もらったプリント類をとにかく入れておく「なんでもファイル」や「なんでも袋」を1つ用意するのもいいですね。持ち帰ったものを家庭で仕分けておくこともできますし、見つからないプリントがあるときはなんでもファイルの中を探してみることもできます。
筆記用具のストックを多めにする
筆箱に入っている筆記用具が不足していた時に備えて、家庭で筆記用具をストックしておき、足りないときは補充するというパターンをお勧めします。また、三角定規やコンパスなどの学用品を学校用と家庭用と2セット用意しておく方法もお勧めです。ストックを多く持つことは大変なことですが、学用品を持ち帰り忘れてお子さん自身がパニックになったり落ち込んだりすることも考えられます。「大丈夫だよ」とストックから持ち出しできることで安心感にも繋がります。
チェックリストやメモを活用する
学校に行く前にチェックリストに丸印をつけて確認させたり、学校から持ち帰り用のチェックリストを学校に持っていって、帰る前に丸印をつけて確認させるのも一案です。ランドセルの裏ポケットや連絡帳など毎日必ず目にする場所にチェックリストを貼り付けておくといいですね。
指定席を作る
忘れ物や失くし物を親御さんに指摘されて初めて気づく場合、もしかしたら「なくなっていることに気付かない」ということも考えられます。例えば、筆箱の中のえんぴつや消しゴムをしまう場所や数をお子さんと決めておく方法もあります。必ずそこに入れることで、筆箱に「あるかないか」が確認できますね。
先生にも協力をお願いする
親御さんができるサポートにも限界はあります。先生にも教科別にファイルに入れていること、提出物専用のファイルを用意していることなど、家庭で行なっている工夫をお伝えして学校でのサポートもお願いしてみるといいでしょう。

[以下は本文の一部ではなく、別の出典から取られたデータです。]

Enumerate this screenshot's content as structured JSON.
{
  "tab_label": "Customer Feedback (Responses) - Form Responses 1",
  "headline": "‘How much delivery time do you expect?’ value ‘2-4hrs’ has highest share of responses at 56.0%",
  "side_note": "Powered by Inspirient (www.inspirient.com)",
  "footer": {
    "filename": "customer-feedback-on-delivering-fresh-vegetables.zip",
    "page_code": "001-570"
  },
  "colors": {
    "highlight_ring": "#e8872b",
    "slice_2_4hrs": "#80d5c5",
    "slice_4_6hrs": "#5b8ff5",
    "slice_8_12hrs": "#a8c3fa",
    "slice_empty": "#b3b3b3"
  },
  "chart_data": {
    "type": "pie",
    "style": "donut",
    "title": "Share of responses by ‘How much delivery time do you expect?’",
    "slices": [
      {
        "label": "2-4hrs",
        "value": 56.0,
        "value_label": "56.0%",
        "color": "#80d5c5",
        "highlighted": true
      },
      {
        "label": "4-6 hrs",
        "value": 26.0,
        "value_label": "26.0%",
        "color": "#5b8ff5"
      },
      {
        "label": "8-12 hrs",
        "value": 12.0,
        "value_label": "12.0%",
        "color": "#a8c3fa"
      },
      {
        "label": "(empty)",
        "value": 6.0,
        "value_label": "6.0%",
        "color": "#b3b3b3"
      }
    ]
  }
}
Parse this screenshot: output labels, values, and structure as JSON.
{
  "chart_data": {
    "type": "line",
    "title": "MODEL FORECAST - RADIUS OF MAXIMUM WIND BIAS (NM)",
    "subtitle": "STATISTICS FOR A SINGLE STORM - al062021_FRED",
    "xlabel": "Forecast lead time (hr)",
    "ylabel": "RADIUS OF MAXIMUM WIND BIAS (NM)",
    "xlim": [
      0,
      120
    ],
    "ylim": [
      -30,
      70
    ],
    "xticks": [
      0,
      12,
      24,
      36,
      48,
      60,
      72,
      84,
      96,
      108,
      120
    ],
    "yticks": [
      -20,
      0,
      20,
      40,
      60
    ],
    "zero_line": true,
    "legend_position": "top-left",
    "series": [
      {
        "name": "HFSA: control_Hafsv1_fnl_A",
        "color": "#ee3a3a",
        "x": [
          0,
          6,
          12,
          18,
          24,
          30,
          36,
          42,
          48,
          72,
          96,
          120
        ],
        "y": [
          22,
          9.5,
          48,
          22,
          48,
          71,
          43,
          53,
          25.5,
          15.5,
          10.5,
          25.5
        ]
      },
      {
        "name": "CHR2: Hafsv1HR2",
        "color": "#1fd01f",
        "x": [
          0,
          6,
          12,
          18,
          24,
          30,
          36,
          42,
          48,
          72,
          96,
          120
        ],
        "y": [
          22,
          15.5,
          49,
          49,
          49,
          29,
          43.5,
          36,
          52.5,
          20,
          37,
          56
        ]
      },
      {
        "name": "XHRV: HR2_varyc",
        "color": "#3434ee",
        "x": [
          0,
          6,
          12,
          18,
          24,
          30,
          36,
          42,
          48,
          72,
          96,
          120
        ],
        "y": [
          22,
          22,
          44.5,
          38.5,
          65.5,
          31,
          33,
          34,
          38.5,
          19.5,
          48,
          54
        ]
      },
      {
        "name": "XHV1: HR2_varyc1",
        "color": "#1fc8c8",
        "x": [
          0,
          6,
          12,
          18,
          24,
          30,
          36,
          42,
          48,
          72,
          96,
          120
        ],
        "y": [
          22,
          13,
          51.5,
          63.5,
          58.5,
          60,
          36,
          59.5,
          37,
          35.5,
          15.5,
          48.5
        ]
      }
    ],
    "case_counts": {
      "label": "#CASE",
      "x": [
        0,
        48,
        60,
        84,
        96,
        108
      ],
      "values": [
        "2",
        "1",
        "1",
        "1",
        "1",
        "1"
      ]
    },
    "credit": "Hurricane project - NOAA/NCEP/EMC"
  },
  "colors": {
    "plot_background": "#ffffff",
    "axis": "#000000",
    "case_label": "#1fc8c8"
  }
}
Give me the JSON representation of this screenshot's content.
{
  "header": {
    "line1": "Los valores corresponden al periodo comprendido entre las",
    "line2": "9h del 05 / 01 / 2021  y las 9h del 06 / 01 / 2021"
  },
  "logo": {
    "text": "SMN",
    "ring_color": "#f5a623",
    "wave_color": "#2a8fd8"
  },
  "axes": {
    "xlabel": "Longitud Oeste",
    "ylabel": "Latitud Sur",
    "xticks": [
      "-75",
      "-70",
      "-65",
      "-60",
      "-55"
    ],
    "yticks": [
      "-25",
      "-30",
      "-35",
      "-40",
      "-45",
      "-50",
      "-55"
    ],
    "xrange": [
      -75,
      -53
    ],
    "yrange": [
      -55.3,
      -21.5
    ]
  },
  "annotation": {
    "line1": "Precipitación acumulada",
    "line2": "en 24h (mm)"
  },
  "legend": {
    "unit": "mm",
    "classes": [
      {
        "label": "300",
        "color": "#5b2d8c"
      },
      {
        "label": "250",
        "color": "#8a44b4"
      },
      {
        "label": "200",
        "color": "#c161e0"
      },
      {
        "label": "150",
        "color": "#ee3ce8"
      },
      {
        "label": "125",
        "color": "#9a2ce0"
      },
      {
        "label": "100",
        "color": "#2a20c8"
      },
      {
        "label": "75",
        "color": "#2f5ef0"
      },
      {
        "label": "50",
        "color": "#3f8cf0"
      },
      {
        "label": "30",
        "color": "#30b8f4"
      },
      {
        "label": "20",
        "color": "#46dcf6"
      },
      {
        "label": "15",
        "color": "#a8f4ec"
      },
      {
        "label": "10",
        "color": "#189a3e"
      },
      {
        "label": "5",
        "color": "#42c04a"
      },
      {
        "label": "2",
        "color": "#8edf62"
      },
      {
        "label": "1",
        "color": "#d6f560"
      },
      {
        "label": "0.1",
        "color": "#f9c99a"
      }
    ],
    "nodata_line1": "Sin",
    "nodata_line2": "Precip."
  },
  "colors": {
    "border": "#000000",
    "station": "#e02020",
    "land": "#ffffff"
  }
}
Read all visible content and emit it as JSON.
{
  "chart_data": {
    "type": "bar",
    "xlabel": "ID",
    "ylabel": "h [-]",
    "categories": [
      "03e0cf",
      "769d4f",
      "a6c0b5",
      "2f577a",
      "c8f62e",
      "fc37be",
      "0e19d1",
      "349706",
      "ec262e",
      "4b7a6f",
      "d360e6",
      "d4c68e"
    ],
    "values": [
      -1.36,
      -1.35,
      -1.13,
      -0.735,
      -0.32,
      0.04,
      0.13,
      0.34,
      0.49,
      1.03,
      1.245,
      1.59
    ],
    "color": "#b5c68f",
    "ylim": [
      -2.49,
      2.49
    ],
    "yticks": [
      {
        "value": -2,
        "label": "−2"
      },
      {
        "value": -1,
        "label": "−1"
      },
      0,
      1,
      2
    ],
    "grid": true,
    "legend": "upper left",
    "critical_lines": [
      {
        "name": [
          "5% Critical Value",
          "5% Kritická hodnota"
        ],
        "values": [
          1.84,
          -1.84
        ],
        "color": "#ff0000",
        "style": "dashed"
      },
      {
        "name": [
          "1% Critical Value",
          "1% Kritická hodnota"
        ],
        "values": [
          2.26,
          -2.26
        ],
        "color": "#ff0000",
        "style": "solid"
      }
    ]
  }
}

「提出物は青いファイルに入っている」と、先生も把握できれば、「青いファイルはあるかな?」とお子さんに声かけができたり、先生自身が一緒に探す時も探しやすくなるでしょう。また、学校から持ち帰るときも、しっかりファイルに入れたり、チェックリストに目を通してチェックしているかどうかを確認してもらいやすくなりますね。
「忘れ物はしてしまうもの」と割り切る
親御さんが手厚くサポートしても、忘れ物がなくならない可能性もあります。視点を変えて、「忘れ物はしてしまうもの」と、心の準備をしておくといいでしょう。
忘れ物をしても責めずに励ます
忘れ物や物の紛失が続くと、「また忘れ物したの?」と言いたくなりますね。でも、忘れ物をして一番困っているのは本人のはずです。忘れ物をしたことを責めるのではなく、「家にもストックはあるから大丈夫だよ」「○○を忘れて辛かったね」という声かけをして励ましてあげると、次は気を付けようという気持ちが徐々に芽生えてくるでしょう。
できていることに目を向ける
「どうしてできないの?」「何でまたなの?」と怒られることが多いお子さんは、褒められることが少なくなりがちです。水筒を持ち帰ってきたら、「水筒を持って帰ってこれたね!」連絡帳を見せてくれたら「連絡帳を見せてくれてありがとう」などと、できていることに目を向けて声かけをすると、お子さんも自信につながります。忘れ物がなかったときには、積極的に褒めて子どものモチベーションをキープできるといいですね。
一緒に考える
親御さんだけで工夫策を練るよりも、お子さんと一緒に「どうしたら忘れ物が減るかな?」と考えてみることをお勧めします。最初は親御さんが提案しながら、お子さんに合ったやり方を探ってみるのはどうでしょうか。1つ1つ改善していくことで、少しずつ「忘れ物をしないようにしなくちゃ」という自覚が生まれて、忘れ物が減っていくといいですね。
まとめ
- なぜ忘れ物が起こるのか、原因を知る。
- 忘れ物が起こる背景に合わせて、お子さん自身ができる対処方法を考える。
- 家や学校に予備の文房具等を用意しておく。
忘れ物と言っても、本当に忘れてしまっている場合やどうしたらいいのかわからずできなかった場合など、様々な理由があります。お子さんを責めたり叱ったりするのではなく、どんな背景があったのかをお子さんに確認し、対処方法を親御さんが提示したり、一緒に考えたりできるといいですね。
先生との連携も並行しながら、お子さん自身ができそうなことから実践して、お子さんに合った忘れ物対策が見つかることを願っています。